The bursa of Fabricius is taken and PCR is conducted. The nucleic acid is then further processed using an enzyme (RT) until the identification is fully determined by RFLP. This assay enabled the placement of viruses into genetically-related groups called molecular groups (Jackwood). Currently, there are 6 molecular groupings composed of classic and variant strains. New patterns are also discovered as more samples are analyzed. These new strains are identified using gene sequencing or real time RT-PCR. 

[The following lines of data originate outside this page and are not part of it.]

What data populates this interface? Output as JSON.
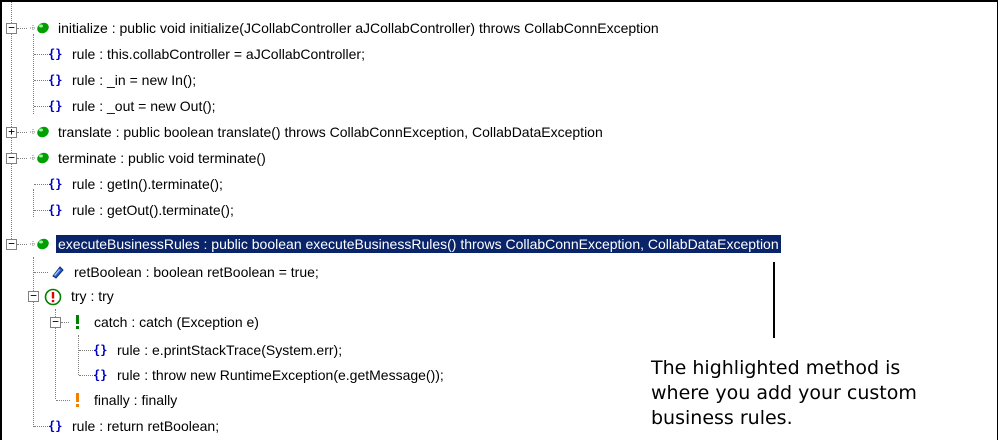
{
  "tree": {
    "nodes": [
      {
        "label": "initialize : public void initialize(JCollabController aJCollabController) throws CollabConnException",
        "icon": "method-icon",
        "expander": "minus"
      },
      {
        "label": "rule : this.collabController = aJCollabController;",
        "icon": "rule-icon"
      },
      {
        "label": "rule : _in = new In();",
        "icon": "rule-icon"
      },
      {
        "label": "rule : _out = new Out();",
        "icon": "rule-icon"
      },
      {
        "label": "translate : public boolean translate() throws CollabConnException, CollabDataException",
        "icon": "method-icon",
        "expander": "plus"
      },
      {
        "label": "terminate : public void terminate()",
        "icon": "method-icon",
        "expander": "minus"
      },
      {
        "label": "rule : getIn().terminate();",
        "icon": "rule-icon"
      },
      {
        "label": "rule : getOut().terminate();",
        "icon": "rule-icon"
      },
      {
        "label": "executeBusinessRules : public boolean executeBusinessRules() throws CollabConnException, CollabDataException",
        "icon": "method-icon",
        "expander": "minus",
        "selected": true
      },
      {
        "label": "retBoolean : boolean retBoolean = true;",
        "icon": "variable-icon"
      },
      {
        "label": "try : try",
        "icon": "try-icon",
        "expander": "minus"
      },
      {
        "label": "catch : catch (Exception e)",
        "icon": "catch-icon",
        "expander": "minus"
      },
      {
        "label": "rule : e.printStackTrace(System.err);",
        "icon": "rule-icon"
      },
      {
        "label": "rule : throw new RuntimeException(e.getMessage());",
        "icon": "rule-icon"
      },
      {
        "label": "finally : finally",
        "icon": "finally-icon"
      },
      {
        "label": "rule : return retBoolean;",
        "icon": "rule-icon"
      }
    ]
  },
  "callout": {
    "line1": "The highlighted method is",
    "line2": "where you add your custom",
    "line3": "business rules."
  },
  "colors": {
    "selection": "#0a246a",
    "method_green": "#00a000",
    "rule_blue": "#0000c0",
    "exception_red": "#e00000",
    "catch_green": "#008000",
    "finally_orange": "#f08000"
  }
}
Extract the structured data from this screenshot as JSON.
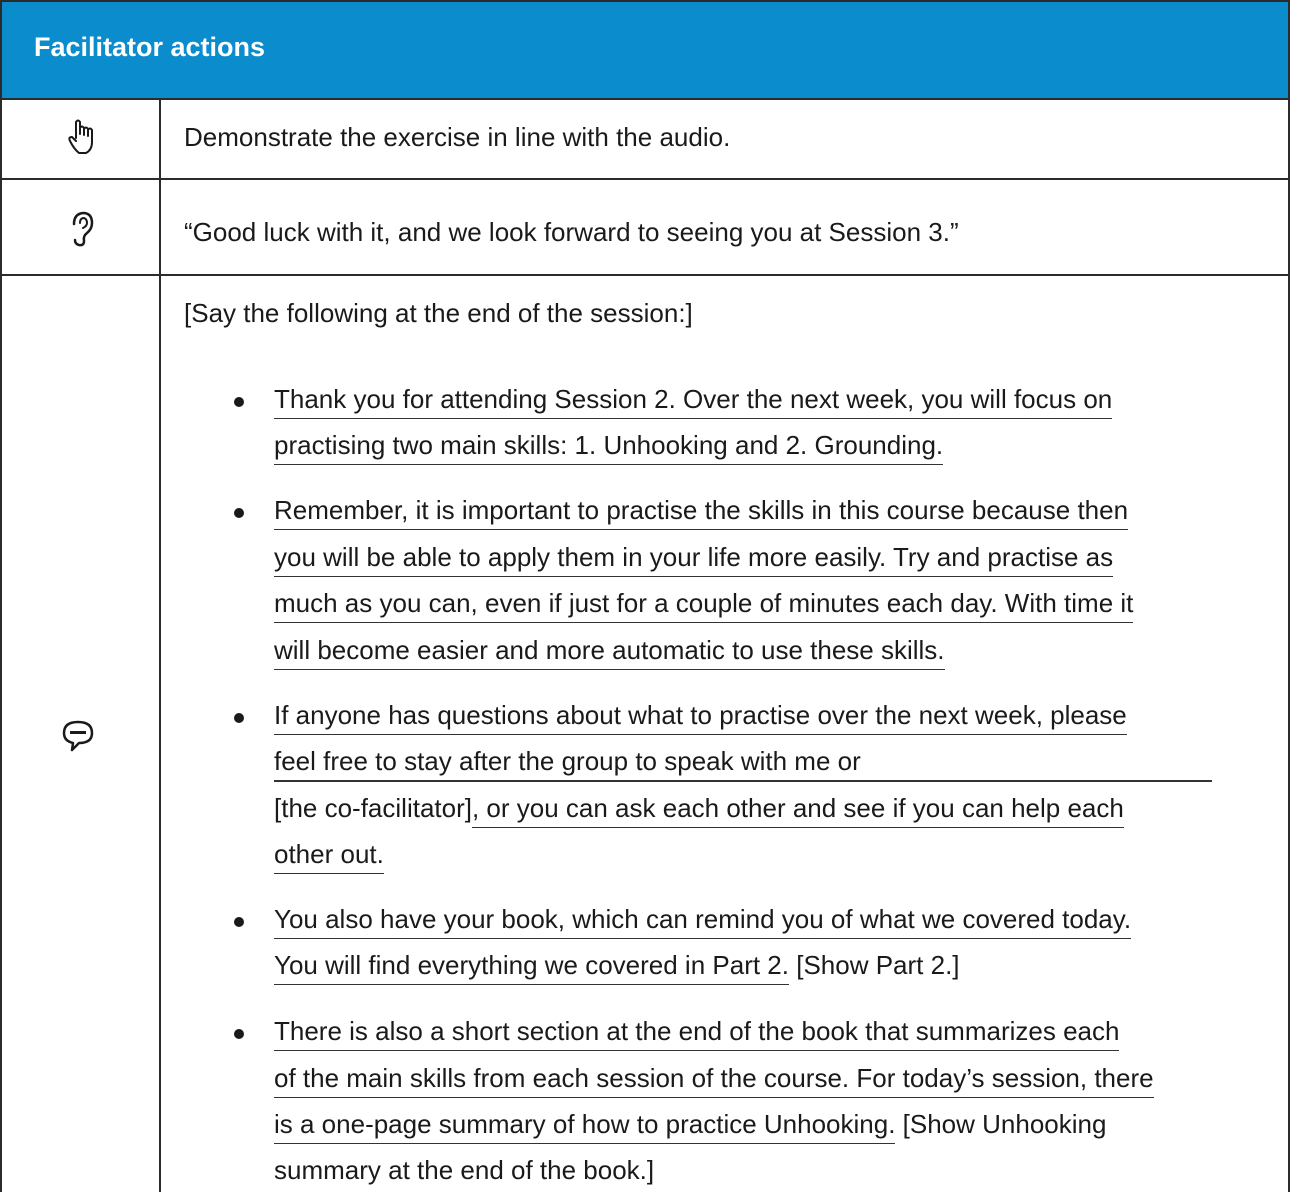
{
  "header": {
    "title": "Facilitator actions"
  },
  "icons": {
    "row1": "pointing-hand-icon",
    "row2": "ear-icon",
    "row3": "speech-bubble-icon"
  },
  "row1": {
    "text": "Demonstrate the exercise in line with the audio."
  },
  "row2": {
    "text": "“Good luck with it, and we look forward to seeing you at Session 3.”"
  },
  "row3": {
    "intro": "[Say the following at the end of the session:]",
    "bullets": [
      {
        "lines": [
          "Thank you for attending Session 2. Over the next week, you will focus on",
          "practising two main skills: 1. Unhooking and 2. Grounding."
        ]
      },
      {
        "lines": [
          "Remember, it is important to practise the skills in this course because then",
          "you will be able to apply them in your life more easily. Try and practise as",
          "much as you can, even if just for a couple of minutes each day. With time it",
          "will become easier and more automatic to use these skills."
        ]
      },
      {
        "lines": [
          "If anyone has questions about what to practise over the next week, please",
          "feel free to stay after the group to speak with me or",
          "[the co-facilitator]",
          ", or you can ask each other and see if you can help each",
          "other out."
        ]
      },
      {
        "lines": [
          "You also have your book, which can remind you of what we covered today.",
          "You will find everything we covered in Part 2.",
          " [Show Part 2.]"
        ]
      },
      {
        "lines": [
          "There is also a short section at the end of the book that summarizes each",
          "of the main skills from each session of the course. For today’s session, there",
          "is a one-page summary of how to practice Unhooking.",
          " [Show Unhooking",
          "summary at the end of the book.]"
        ]
      }
    ]
  }
}
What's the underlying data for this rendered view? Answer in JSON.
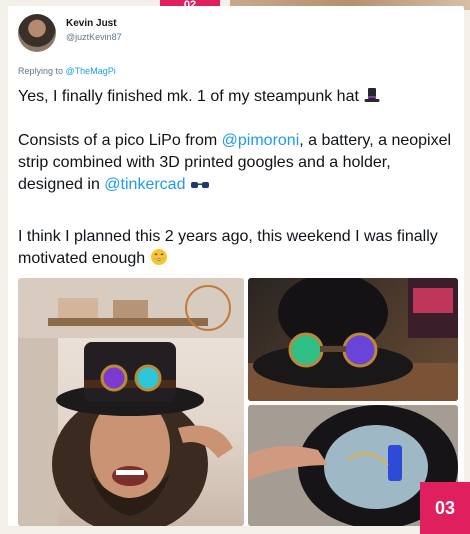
{
  "tweet": {
    "display_name": "Kevin Just",
    "handle": "@juztKevin87",
    "reply_prefix": "Replying to",
    "reply_to": "@TheMagPi",
    "line1": "Yes, I finally finished mk. 1 of my steampunk hat",
    "line2_before": "Consists of a pico LiPo from",
    "mention_pimoroni": "@pimoroni",
    "line2_mid": ", a battery, a neopixel strip combined with 3D printed googles and a holder, designed in",
    "mention_tinkercad": "@tinkercad",
    "line3": "I think I planned this 2 years ago, this weekend I was finally motivated enough",
    "emoji_icons": [
      "top-hat-icon",
      "sunglasses-icon",
      "grin-icon"
    ]
  },
  "badges": {
    "top": "02",
    "bottom": "03"
  },
  "colors": {
    "badge": "#e01f5f",
    "link": "#1d9bf0"
  }
}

It is very important that IBD is monitored and proper diagnosis is done when needed. The disease can be in the farm sub-clinically affecting production performance without outright morbidity and mortality.  

Control and Prevention: 

The approach to IBDV control and prevention involve knowing what you have in your farm and your region. A good biosecurity, cleaning and disinfection, sufficient down time and good chick source are important to ensure that the birds would be competent to face any disease. Vaccines that cover both classic and variant strains are available. Suggested vaccination program would include: 

  1. Breeders – Use both classic and variant strains.
  1. Live attenuated vaccines, 2- 3 doses depending on the challenge.
  2. Inactivated vaccines – 2 doses
  1. Broilers – Currently, there is approximately 50% broiler flocks in Canada that are vaccinated. Some researchers have shown that birds given day old vaccination performed better.  

In countries that have the vvIBDV, prevention has become quite difficult because of the circumstances of its occurrence in vaccinated and well-managed flocks. Currently, control program calls for a live (including potentiated) and killed vaccination in breeders and an attenuated intermediate vaccine in broilers. The selection of the vaccines is very vital to ensure that quality antigens are provided. 

Scientists are now looking at new vaccines (DNA, recombinant etc.) as well as the role of cell mediated immunity.


Teresa N. Cereno, DVM, Dip. Path., ACPV

Manager of Veterinary Services, AGE, Merial Canada, Inc.